Zeus used to do hardware load-balancers, it looks from their site that
they've gone down the all-software route which I find an interesting
step. I guess it plays into the "cloud" thing quite well. If it's easy
to set up and performs well I see no reason to ditch our existing
servers that we use for load-balancing. Must admit I may be slightly
blinkered in that I fairly quickly dismissed the idea of software load
balancing from a vendor and was focussing a bit more on physical appliances.
Paul
On 11/14/2010 2:17 PM, Alexei Rodriguez wrote:
As with everything, it all depends on what you are looking for. Not
all vendors have implemented the same feature the same ways.

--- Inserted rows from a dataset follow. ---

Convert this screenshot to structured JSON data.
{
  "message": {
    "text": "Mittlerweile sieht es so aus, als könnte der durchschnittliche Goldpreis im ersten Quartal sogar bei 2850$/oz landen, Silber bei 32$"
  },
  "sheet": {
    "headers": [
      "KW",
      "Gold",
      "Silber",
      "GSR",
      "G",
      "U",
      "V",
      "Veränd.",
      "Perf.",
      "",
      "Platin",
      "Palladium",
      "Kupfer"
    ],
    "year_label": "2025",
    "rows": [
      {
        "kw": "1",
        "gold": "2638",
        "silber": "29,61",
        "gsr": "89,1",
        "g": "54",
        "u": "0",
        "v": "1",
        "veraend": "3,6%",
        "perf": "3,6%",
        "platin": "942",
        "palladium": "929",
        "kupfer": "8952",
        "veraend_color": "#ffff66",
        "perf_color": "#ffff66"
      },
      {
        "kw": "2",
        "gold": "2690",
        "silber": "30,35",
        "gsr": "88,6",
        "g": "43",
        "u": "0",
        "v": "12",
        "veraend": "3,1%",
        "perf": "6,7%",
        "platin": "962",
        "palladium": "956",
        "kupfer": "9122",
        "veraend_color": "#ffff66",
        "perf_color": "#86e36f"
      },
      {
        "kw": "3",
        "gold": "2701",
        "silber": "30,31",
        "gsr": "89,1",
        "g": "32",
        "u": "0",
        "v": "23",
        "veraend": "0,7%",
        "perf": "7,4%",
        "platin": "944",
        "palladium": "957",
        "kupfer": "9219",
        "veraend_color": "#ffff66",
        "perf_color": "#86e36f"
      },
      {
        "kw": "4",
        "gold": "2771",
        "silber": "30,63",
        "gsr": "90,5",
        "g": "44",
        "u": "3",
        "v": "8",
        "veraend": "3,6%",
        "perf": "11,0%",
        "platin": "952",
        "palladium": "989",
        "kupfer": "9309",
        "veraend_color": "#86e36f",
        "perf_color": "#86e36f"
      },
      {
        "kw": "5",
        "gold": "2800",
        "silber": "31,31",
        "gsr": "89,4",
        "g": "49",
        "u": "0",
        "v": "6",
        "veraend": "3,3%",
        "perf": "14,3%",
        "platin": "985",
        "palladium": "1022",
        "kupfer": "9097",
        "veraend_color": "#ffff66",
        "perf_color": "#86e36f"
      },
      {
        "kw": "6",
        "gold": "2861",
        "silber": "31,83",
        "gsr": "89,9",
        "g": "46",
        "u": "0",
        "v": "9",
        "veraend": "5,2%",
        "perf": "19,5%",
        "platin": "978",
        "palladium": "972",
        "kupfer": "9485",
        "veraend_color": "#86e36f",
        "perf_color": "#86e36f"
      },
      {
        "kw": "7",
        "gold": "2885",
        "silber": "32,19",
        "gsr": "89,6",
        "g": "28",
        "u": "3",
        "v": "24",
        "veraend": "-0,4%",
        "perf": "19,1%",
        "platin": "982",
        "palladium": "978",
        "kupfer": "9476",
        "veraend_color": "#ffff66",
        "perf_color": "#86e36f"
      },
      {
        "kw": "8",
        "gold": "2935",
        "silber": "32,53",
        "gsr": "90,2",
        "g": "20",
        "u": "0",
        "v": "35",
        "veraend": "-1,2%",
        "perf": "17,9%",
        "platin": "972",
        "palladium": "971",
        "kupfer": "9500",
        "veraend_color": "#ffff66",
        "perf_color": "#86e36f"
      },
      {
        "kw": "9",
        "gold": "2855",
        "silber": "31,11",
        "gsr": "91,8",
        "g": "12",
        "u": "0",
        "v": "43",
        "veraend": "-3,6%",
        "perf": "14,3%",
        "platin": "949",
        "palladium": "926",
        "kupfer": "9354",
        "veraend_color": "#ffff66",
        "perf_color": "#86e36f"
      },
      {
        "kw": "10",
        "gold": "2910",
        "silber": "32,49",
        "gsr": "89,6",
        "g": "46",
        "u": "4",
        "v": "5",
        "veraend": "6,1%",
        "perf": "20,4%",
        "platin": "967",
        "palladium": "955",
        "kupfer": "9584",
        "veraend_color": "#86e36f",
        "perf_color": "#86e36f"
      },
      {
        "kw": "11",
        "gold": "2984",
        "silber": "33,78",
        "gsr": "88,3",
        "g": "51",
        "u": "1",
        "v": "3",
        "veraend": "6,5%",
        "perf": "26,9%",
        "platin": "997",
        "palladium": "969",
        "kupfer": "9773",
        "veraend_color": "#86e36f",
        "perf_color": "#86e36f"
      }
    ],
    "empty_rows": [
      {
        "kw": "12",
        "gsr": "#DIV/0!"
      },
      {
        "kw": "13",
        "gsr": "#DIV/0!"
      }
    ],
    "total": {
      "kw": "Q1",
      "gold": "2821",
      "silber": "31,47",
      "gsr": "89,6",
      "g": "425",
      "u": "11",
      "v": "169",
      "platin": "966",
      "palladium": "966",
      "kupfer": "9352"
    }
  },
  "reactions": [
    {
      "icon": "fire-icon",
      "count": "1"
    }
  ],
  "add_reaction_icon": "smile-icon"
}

For example, we have a product at $WORK which needs to use the same IP
from the VIP as the SNAT; some products assume that VIPs are inbound
IP only and that you would use another set of IP addresses for
outbound connections.
Different products have different limitations; bandwidth is usually
not the first wall you hit. If your needs are relatively modest (a few
dozen VIPs, SSL termination, L4-7) then any of these products should
be able to do what you need.
However, if you want additional features (such as global traffic
management, IPv6 support, advanced load balancing algorithms, custom
rules or health checks), then you will need to make sure you detail
your requirements and hit each vendor up for these.
We have recently been testing different solutions (to make sure we are
really getting the best bang for our buck and keeping up with our
evolving requirements); among the platforms tested:
* F5: this is the current default in our shop. We use the GTM & LTM
features. We have had a couple of bumps along the road, but these just
work. The VM version is worth considering if you already have an
existing VM infrastructure and don't need significant throughput (>1Gbps)
* A10: from the Foundry lineage, but very affordable. Includes LTM/GTM
functionality with the base license (nice). VM version is supposedly
coming soon.
* Zeus: software only (you provide the HW), but it is high
performance. On modern Intel hardware it can do some serious SSL
termination in software. Definitely worth a look.
Thankfully this technology has matured, so few of the vendors would be
"risky" in terms of stability and performance.
Alexei
On Fri, Nov 12, 2010 at 4:30 PM, Nicholas Tang <[email protected]
<mailto:[email protected]>> wrote:
We've a Citrix Netscaler shop, and we've had good luck with them.
They're not perfect, by any means, but they've treated us pretty well
over the years. Before that we used Cisco Arrowpoints and prior to
that F5's. We just upgraded our Netscalers, so we're still happy
customers. ;)
Nicholas
On Fri, Nov 12, 2010 at 6:21 PM, Paul Graydon
<[email protected] <mailto:[email protected]>> wrote:
> Hi all,
>
> We're looking at going down a hardware route for load balancers, and
> looking for an HA solution.
>
> Does anyone have any recommendations or scare stories? I'm not
so much
> interested in what great and wonderful things the spec sheet says it
> does compared to real world behaviour.
>
> Currently on the list for investigation are F5, Kemp Technologies,
> Citrix NetScalers, Foundry (Brocade now?). I've experience with the
> latter two, netscalers I was a bit "meh" about, they had a few show
> stopping bugs at the time but that could well have changed.
Having an
> HA pair die one after the other because they didn't like a
particular
> TCP header makes for a fun morning! The BigIron's I've dealt
with all
> had a number of little quirks, whilst being thoroughly reliable.